In this screenshot you will found a list of applications that are available in the App Director (taken from the VMworld lab):
Creating a blueprint
After defining one or more applications and linking a VM template to App Director you can create a so called blue print. A blue print contains the definition for your multi tier application. The definition describes which VM template(s) to use and which applications shall be installed on those template(s).
A simple drag and drop interface lets you create the application. When you’re finished you can deploy the application with a click of the mouse.
In most cases you have will dependencies in your multi-tier application. The database has to be available before the application can be deployed. These dependencies can also be configured within the App Director. By configuring these dependencies you are assured the application is deployed properly.

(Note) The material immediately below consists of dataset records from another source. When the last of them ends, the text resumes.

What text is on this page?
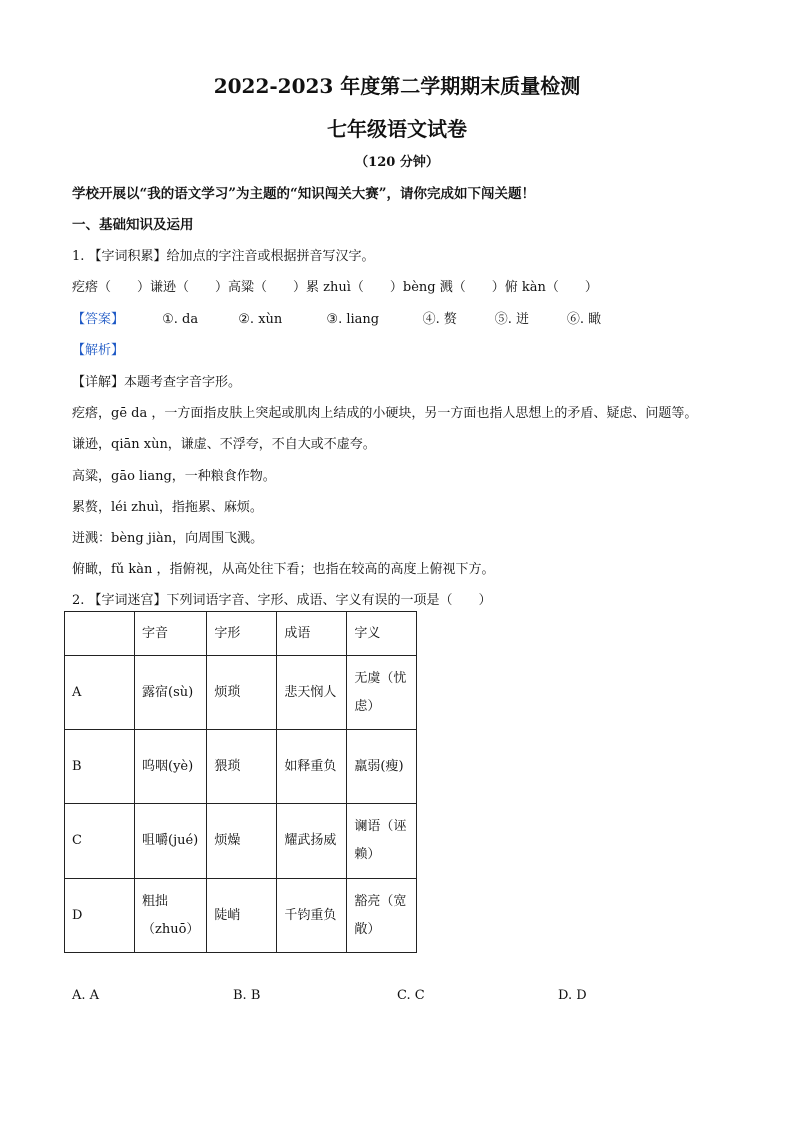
2022-2023 年度第二学期期末质量检测
七年级语文试卷
（120 分钟）
学校开展以“我的语文学习”为主题的“知识闯关大赛”，请你完成如下闯关题！
一、基础知识及运用
1. 【字词积累】给加点的字注音或根据拼音写汉字。
疙瘩（　　）谦逊（　　）高粱（　　）累 zhuì（　　）bèng 溅（　　）俯 kàn（　　）
【答案】	①. da	②. xùn	③. liang	④. 赘	⑤. 迸	⑥. 瞰
【解析】
【详解】本题考查字音字形。
疙瘩，gē da ，一方面指皮肤上突起或肌肉上结成的小硬块，另一方面也指人思想上的矛盾、疑虑、问题等。
谦逊，qiān xùn，谦虚、不浮夸，不自大或不虚夸。
高粱，gāo liang，一种粮食作物。
累赘，léi zhuì，指拖累、麻烦。
迸溅：bèng jiàn，向周围飞溅。
俯瞰，fǔ kàn ，指俯视，从高处往下看；也指在较高的高度上俯视下方。
2. 【字词迷宫】下列词语字音、字形、成语、字义有误的一项是（　　）
	字音	字形	成语	字义
A	露宿(sù)	烦琐	悲天悯人	无虞（忧虑）
B	呜咽(yè)	猥琐	如释重负	羸弱(瘦)
C	咀嚼(jué)	烦燥	耀武扬威	谰语（诬赖）
D	粗拙（zhuō）	陡峭	千钧重负	豁亮（宽敞）
A. A	B. B	C. C	D. D
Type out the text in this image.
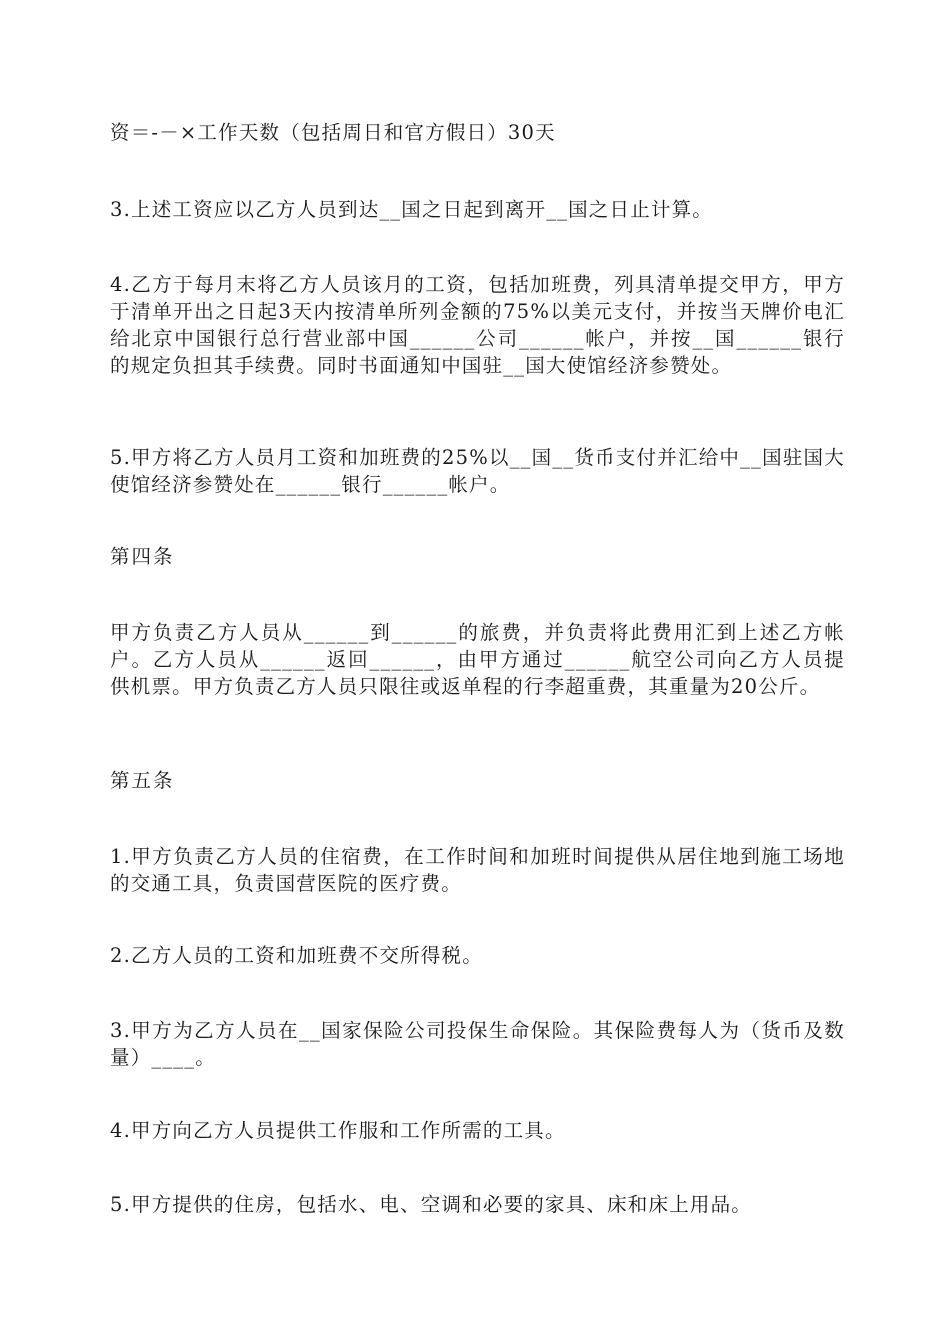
资＝-－×工作天数（包括周日和官方假日）30天

3.上述工资应以乙方人员到达__国之日起到离开__国之日止计算。

4.乙方于每月末将乙方人员该月的工资，包括加班费，列具清单提交甲方，甲方于清单开出之日起3天内按清单所列金额的75%以美元支付，并按当天牌价电汇给北京中国银行总行营业部中国______公司______帐户，并按__国______银行的规定负担其手续费。同时书面通知中国驻__国大使馆经济参赞处。

5.甲方将乙方人员月工资和加班费的25%以__国__货币支付并汇给中__国驻国大使馆经济参赞处在______银行______帐户。

第四条

甲方负责乙方人员从______到______的旅费，并负责将此费用汇到上述乙方帐户。乙方人员从______返回______，由甲方通过______航空公司向乙方人员提供机票。甲方负责乙方人员只限往或返单程的行李超重费，其重量为20公斤。

第五条

1.甲方负责乙方人员的住宿费，在工作时间和加班时间提供从居住地到施工场地的交通工具，负责国营医院的医疗费。

2.乙方人员的工资和加班费不交所得税。

3.甲方为乙方人员在__国家保险公司投保生命保险。其保险费每人为（货币及数量）____。

4.甲方向乙方人员提供工作服和工作所需的工具。

5.甲方提供的住房，包括水、电、空调和必要的家具、床和床上用品。
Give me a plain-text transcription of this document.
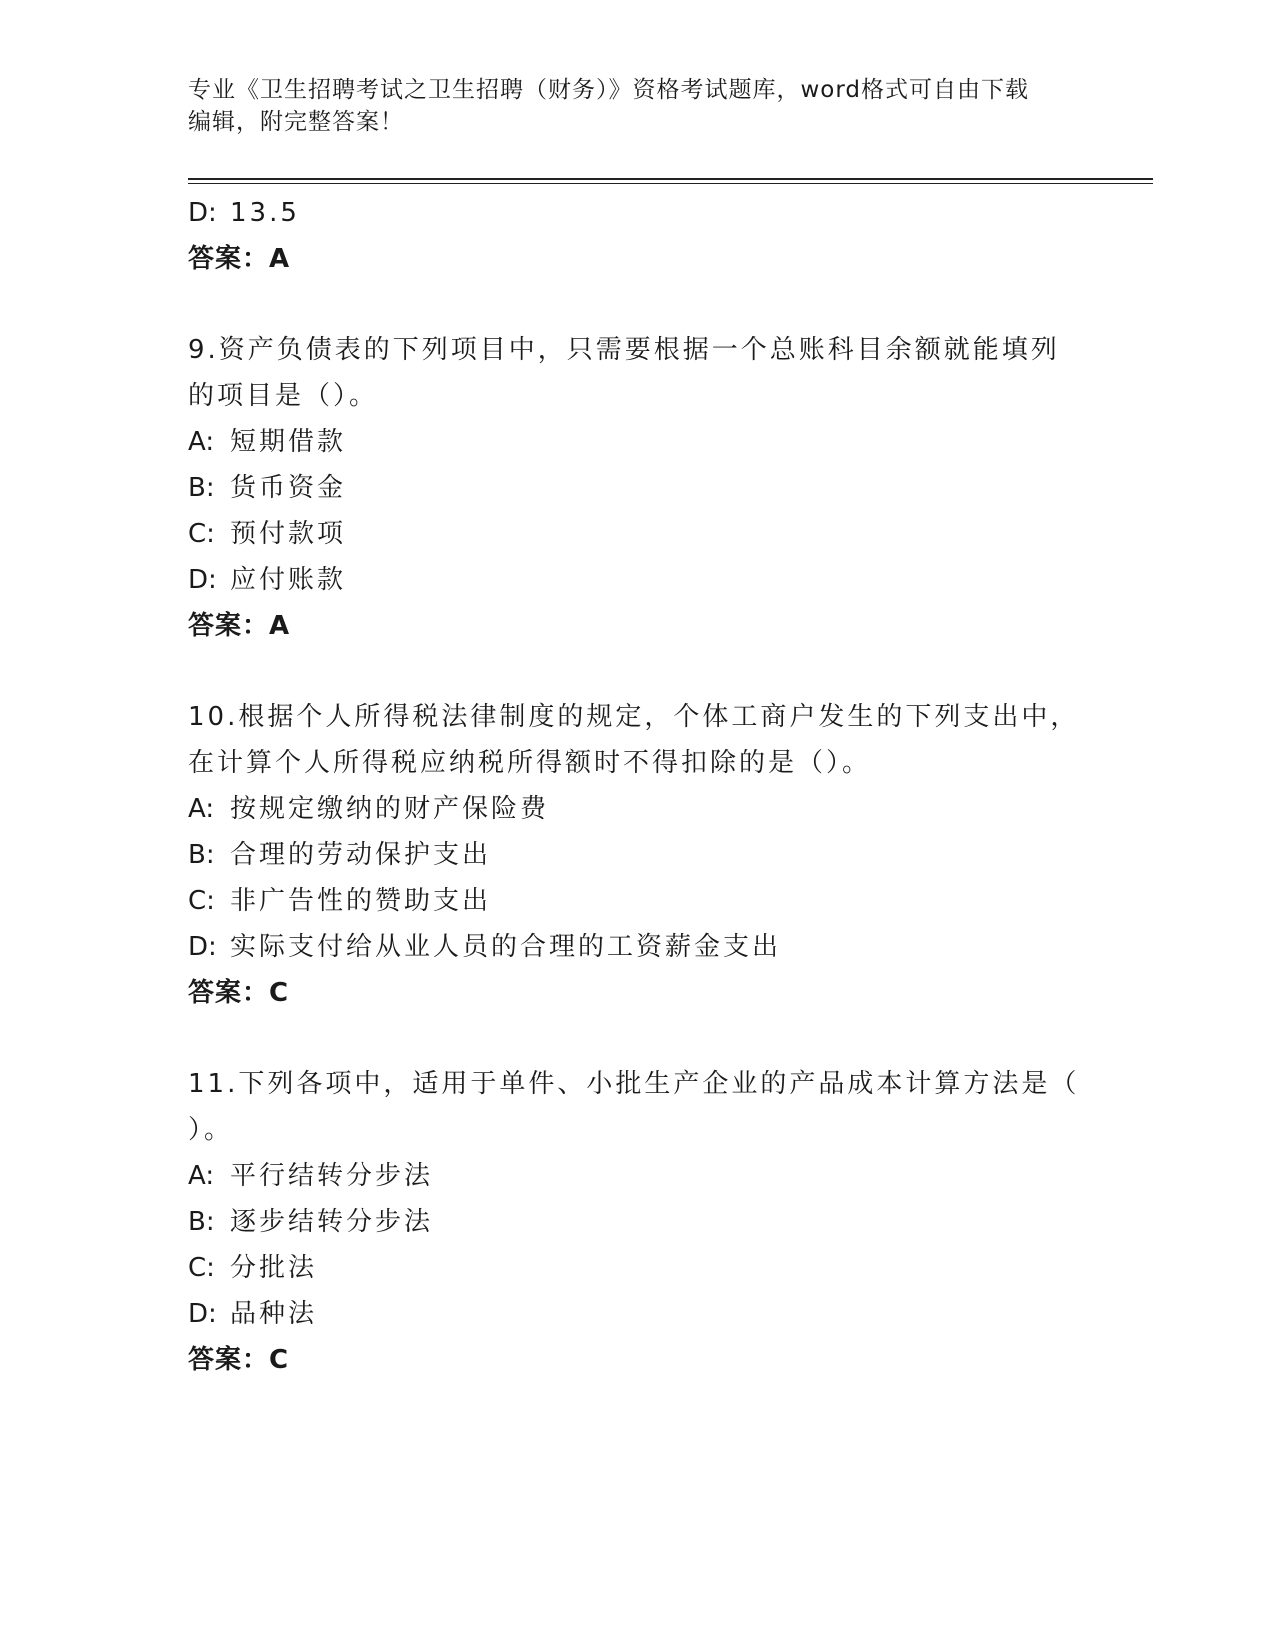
专业《卫生招聘考试之卫生招聘（财务）》资格考试题库，word格式可自由下载
编辑，附完整答案！
D: 13.5
答案：A
9.资产负债表的下列项目中，只需要根据一个总账科目余额就能填列
的项目是（）。
A: 短期借款
B: 货币资金
C: 预付款项
D: 应付账款
答案：A
10.根据个人所得税法律制度的规定，个体工商户发生的下列支出中，
在计算个人所得税应纳税所得额时不得扣除的是（）。
A: 按规定缴纳的财产保险费
B: 合理的劳动保护支出
C: 非广告性的赞助支出
D: 实际支付给从业人员的合理的工资薪金支出
答案：C
11.下列各项中，适用于单件、小批生产企业的产品成本计算方法是（
）。
A: 平行结转分步法
B: 逐步结转分步法
C: 分批法
D: 品种法
答案：C
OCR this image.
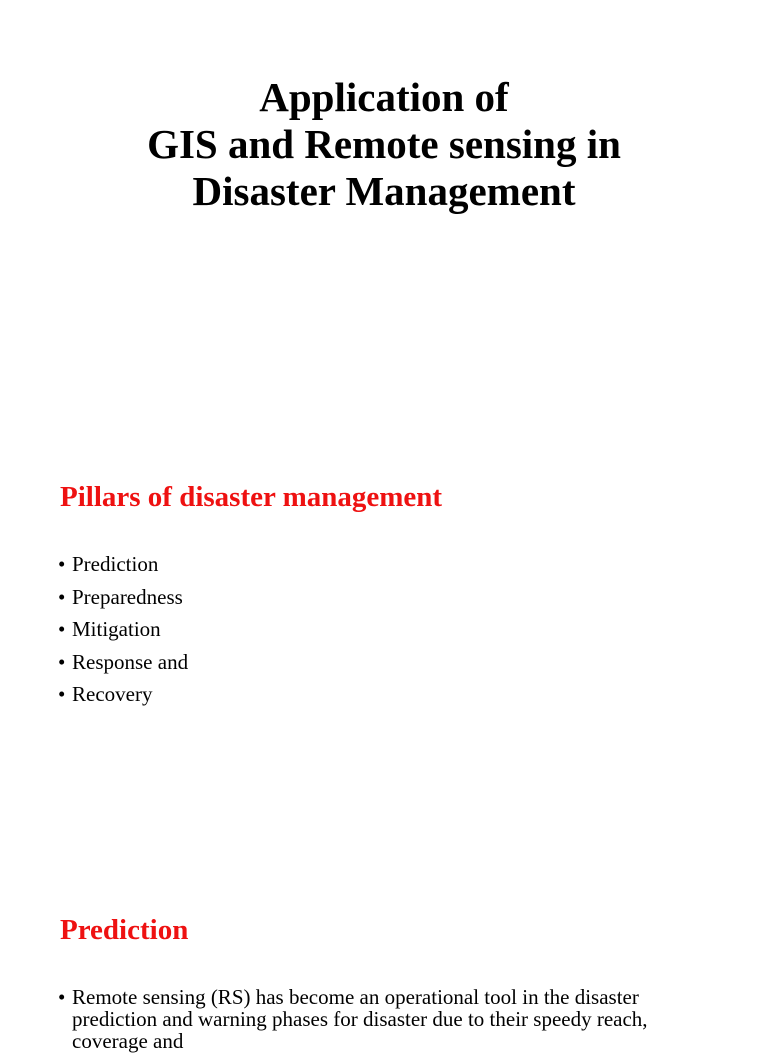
Application of
GIS and Remote sensing in
Disaster Management
Pillars of disaster management
• Prediction
• Preparedness
• Mitigation
• Response and
• Recovery
Prediction
• Remote sensing (RS) has become an operational tool in the disaster prediction and warning phases for disaster due to their speedy reach, coverage and
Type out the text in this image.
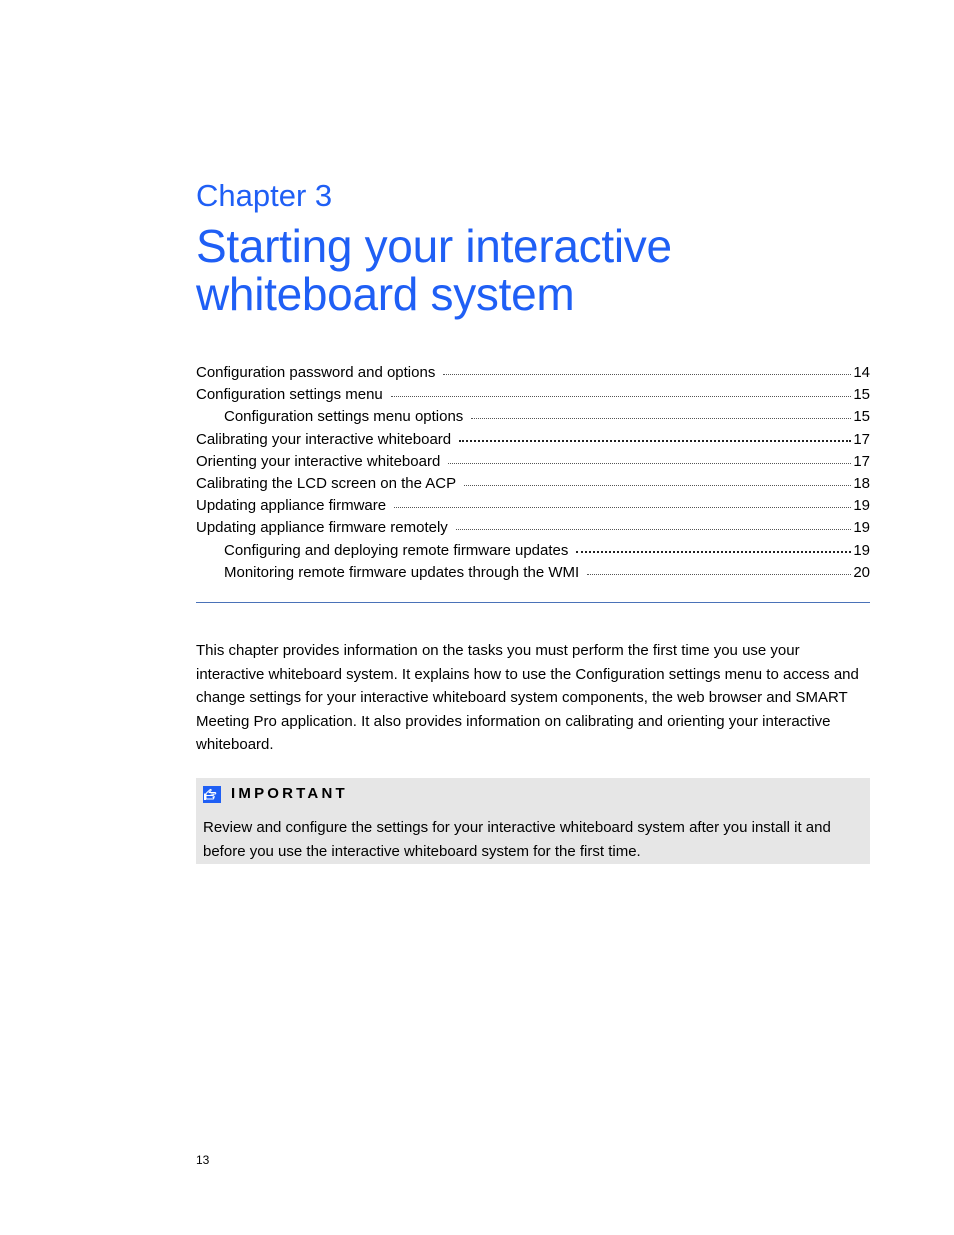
Chapter 3
Starting your interactive
whiteboard system
Configuration password and options	14
Configuration settings menu	15
Configuration settings menu options	15
Calibrating your interactive whiteboard	17
Orienting your interactive whiteboard	17
Calibrating the LCD screen on the ACP	18
Updating appliance firmware	19
Updating appliance firmware remotely	19
Configuring and deploying remote firmware updates	19
Monitoring remote firmware updates through the WMI	20

This chapter provides information on the tasks you must perform the first time you use your interactive whiteboard system. It explains how to use the Configuration settings menu to access and change settings for your interactive whiteboard system components, the web browser and SMART Meeting Pro application. It also provides information on calibrating and orienting your interactive whiteboard.

IMPORTANT

Review and configure the settings for your interactive whiteboard system after you install it and before you use the interactive whiteboard system for the first time.

13
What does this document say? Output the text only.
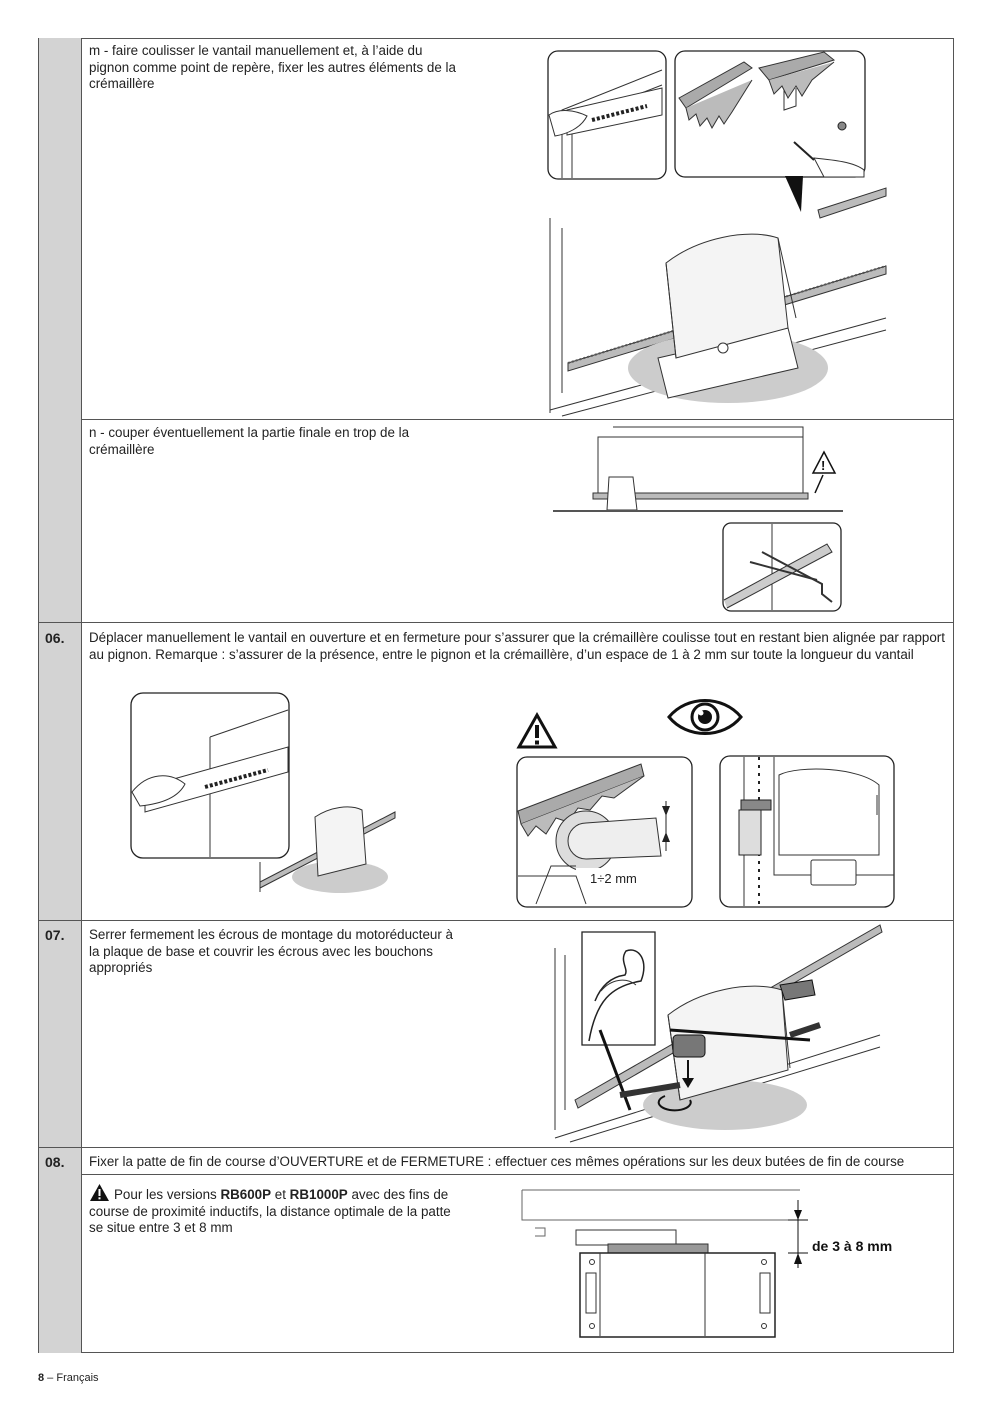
m - faire coulisser le vantail manuellement et, à l’aide du pignon comme point de repère, fixer les autres éléments de la crémaillère
n - couper éventuellement la partie finale en trop de la crémaillère
!
06. Déplacer manuellement le vantail en ouverture et en fermeture pour s’assurer que la crémaillère coulisse tout en restant bien alignée par rapport au pignon. Remarque : s’assurer de la présence, entre le pignon et la crémaillère, d’un espace de 1 à 2 mm sur toute la longueur du vantail
1÷2 mm
07. Serrer fermement les écrous de montage du motoréducteur à la plaque de base et couvrir les écrous avec les bouchons appropriés
08. Fixer la patte de fin de course d’OUVERTURE et de FERMETURE : effectuer ces mêmes opérations sur les deux butées de fin de course
Pour les versions RB600P et RB1000P avec des fins de course de proximité inductifs, la distance optimale de la patte se situe entre 3 et 8 mm
de 3 à 8 mm
8 – Français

The following screenshot was taken from the VMworld lab and shows you a multi tier application in App Director containing three VMs, the application to be installed on these VMs and the dependencies between these applications:
After you have everything ready you hit the deploy button and the application will be deployed to vCloud Director! In this 4 step deployment process you have to select:
- The deployment environment – where in the cloud is the application deployed?
- You have to set the application properties – e.g. the used IP addresses;
- The execution plan is showed;
- A review of the deployment is shown in step 4. If you’re satisfied you can deploy the new application.
You will end up with a ready to use deployed multi-tier application in vCloud Director. Is that cool or what? App Director is also capable in updating and/or extending the application.
I think this article will give you a good first impression of the VMware Application Director solution. More information about this solution (including a trial download) is available on the VMware website.